We conclude the evidence presented at trial is sufficient to
support the causal element of a contributory negligence defense.
Proximate cause is an inference of fact to be drawn from other
facts and circumstances. Only when the facts are all admitted and
only one inference may be drawn from them will the court declare
whether an act was the proximate cause of an injury or not.
Adams
v. Mills, 312 N.C. 181, 193, 322 S.E.2d 164, 172 (1984). Unlike
the facts of
Ellis, the facts and circumstances of the instant case
suggest a real causal connection exists between plaintiff's
actions and the accident. Viewed in the light most favorable to
defendant, the evidence produced at trial tends to show that
plaintiff was exceeding the speed limit on a narrow road while
approaching a vehicle stopped in the opposite lane of travel.
Plaintiff was driving on Halloween night, and in an area where
children were exiting and entering vehicles on the roadway.
[W]hen the principles of proximate causation are applied to
the instant case, the issue becomes whether a person of ordinary
prudence in the plaintiff's position would have foreseen that an
accident, or some generally injurious consequence would occur under
the facts as they existed.
Adams, 312 N.C. at 194, 322 S.E.2d at
172. In light of the evidence produced at trial, the jury could
have found that, in the exercise of reasonable and ordinary
prudence, plaintiff could have foreseen that some generally
injurious consequence might occur were he to continue speeding ona narrow road toward a vehicle stopped in the opposing lane and
from which children were exiting. Therefore, we conclude that the
trial court did not err in denying plaintiff's motion for directed
verdict on the issue of contributory negligence.

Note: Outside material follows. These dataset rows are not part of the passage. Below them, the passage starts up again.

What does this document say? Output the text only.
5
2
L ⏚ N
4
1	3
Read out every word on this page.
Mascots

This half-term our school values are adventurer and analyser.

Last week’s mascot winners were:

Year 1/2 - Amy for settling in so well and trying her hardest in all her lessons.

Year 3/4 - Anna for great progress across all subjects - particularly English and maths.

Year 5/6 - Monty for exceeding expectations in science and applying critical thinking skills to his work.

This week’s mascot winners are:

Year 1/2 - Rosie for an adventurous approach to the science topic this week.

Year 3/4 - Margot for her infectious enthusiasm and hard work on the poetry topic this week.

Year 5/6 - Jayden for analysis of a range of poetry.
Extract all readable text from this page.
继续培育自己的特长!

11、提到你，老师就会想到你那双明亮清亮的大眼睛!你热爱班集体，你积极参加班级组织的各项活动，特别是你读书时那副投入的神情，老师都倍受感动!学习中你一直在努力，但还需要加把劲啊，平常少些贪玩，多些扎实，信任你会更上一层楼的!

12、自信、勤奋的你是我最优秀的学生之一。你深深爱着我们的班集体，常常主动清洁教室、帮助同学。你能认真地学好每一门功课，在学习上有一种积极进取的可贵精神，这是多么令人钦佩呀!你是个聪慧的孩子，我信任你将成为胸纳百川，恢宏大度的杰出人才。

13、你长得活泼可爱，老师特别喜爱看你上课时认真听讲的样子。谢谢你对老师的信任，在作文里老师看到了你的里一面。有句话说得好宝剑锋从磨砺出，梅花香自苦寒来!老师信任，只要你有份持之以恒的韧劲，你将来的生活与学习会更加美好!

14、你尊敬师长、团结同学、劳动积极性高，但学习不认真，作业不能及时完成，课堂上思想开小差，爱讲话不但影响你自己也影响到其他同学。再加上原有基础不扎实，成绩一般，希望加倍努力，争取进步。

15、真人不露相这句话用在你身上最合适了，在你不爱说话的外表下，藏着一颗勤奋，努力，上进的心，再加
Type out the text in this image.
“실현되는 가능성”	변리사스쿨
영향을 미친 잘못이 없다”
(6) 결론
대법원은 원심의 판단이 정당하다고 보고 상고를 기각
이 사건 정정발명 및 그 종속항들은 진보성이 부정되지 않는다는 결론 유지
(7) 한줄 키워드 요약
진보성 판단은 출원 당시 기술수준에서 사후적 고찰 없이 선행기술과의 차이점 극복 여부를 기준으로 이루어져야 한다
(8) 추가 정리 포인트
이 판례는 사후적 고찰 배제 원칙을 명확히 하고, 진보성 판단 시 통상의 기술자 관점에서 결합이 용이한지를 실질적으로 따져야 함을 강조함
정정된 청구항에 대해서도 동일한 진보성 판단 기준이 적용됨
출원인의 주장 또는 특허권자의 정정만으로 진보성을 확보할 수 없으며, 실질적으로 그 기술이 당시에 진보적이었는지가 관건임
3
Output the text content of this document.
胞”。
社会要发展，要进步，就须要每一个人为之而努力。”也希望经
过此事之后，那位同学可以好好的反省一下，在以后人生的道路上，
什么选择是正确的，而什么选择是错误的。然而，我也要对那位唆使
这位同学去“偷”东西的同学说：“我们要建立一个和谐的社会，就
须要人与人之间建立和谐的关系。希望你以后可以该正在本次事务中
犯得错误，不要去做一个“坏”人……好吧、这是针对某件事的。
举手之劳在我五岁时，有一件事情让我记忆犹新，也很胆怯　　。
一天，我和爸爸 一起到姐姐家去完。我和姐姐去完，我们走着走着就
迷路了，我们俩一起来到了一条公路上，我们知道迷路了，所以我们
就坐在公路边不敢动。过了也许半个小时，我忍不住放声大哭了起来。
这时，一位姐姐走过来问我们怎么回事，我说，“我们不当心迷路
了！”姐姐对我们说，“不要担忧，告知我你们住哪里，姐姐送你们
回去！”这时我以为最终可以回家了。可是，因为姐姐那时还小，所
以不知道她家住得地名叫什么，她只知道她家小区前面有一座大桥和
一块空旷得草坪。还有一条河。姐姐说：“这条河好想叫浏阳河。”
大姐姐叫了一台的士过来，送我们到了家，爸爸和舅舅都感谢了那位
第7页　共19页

[2] Plaintiff next argues that the trial court erred in
denying his post-trial motion for judgment notwithstanding the
verdict, or, in the alternative, new trial. We note initially that
a motion for judgment notwithstanding the verdict is simply a
renewal of a party's earlier motion for directed verdict[.]
Kearns v. Horsley, 144 N.C. App. 200, 207, 552 S.E.2d 1, 6,
disc.
review denied, 354 N.C. 573, 559 S.E.2d 179 (2001). Thus, 'on
appeal the standard of review for a [judgment notwithstanding the
verdict] is the same as that for a directed verdict, that is
whether the evidence was sufficient to go to the jury.'
Id. at
207, 552 S.E.2d at 6 (citation omitted). Therefore, because we
conclude
supra that the trial court did not err in denying
plaintiff's motion for directed verdict, we also conclude that the
trial court did not err in denying plaintiff's post-trial motion
for judgment notwithstanding the verdict.
Furthermore, after reviewing the record in the instant case,
we have determined that none of the causes or grounds listed under
N.C. Gen. Stat. § 1A-1, Rule 59 (2003) exist in the instant case,
and thus a new trial was not required. Therefore, we hold that the
trial court did not err in denying defendant's post-trial motion,
and accordingly, we affirm the trial court's judgment.
Affirmed.
Judges HUNTER and McCULLOUGH concur.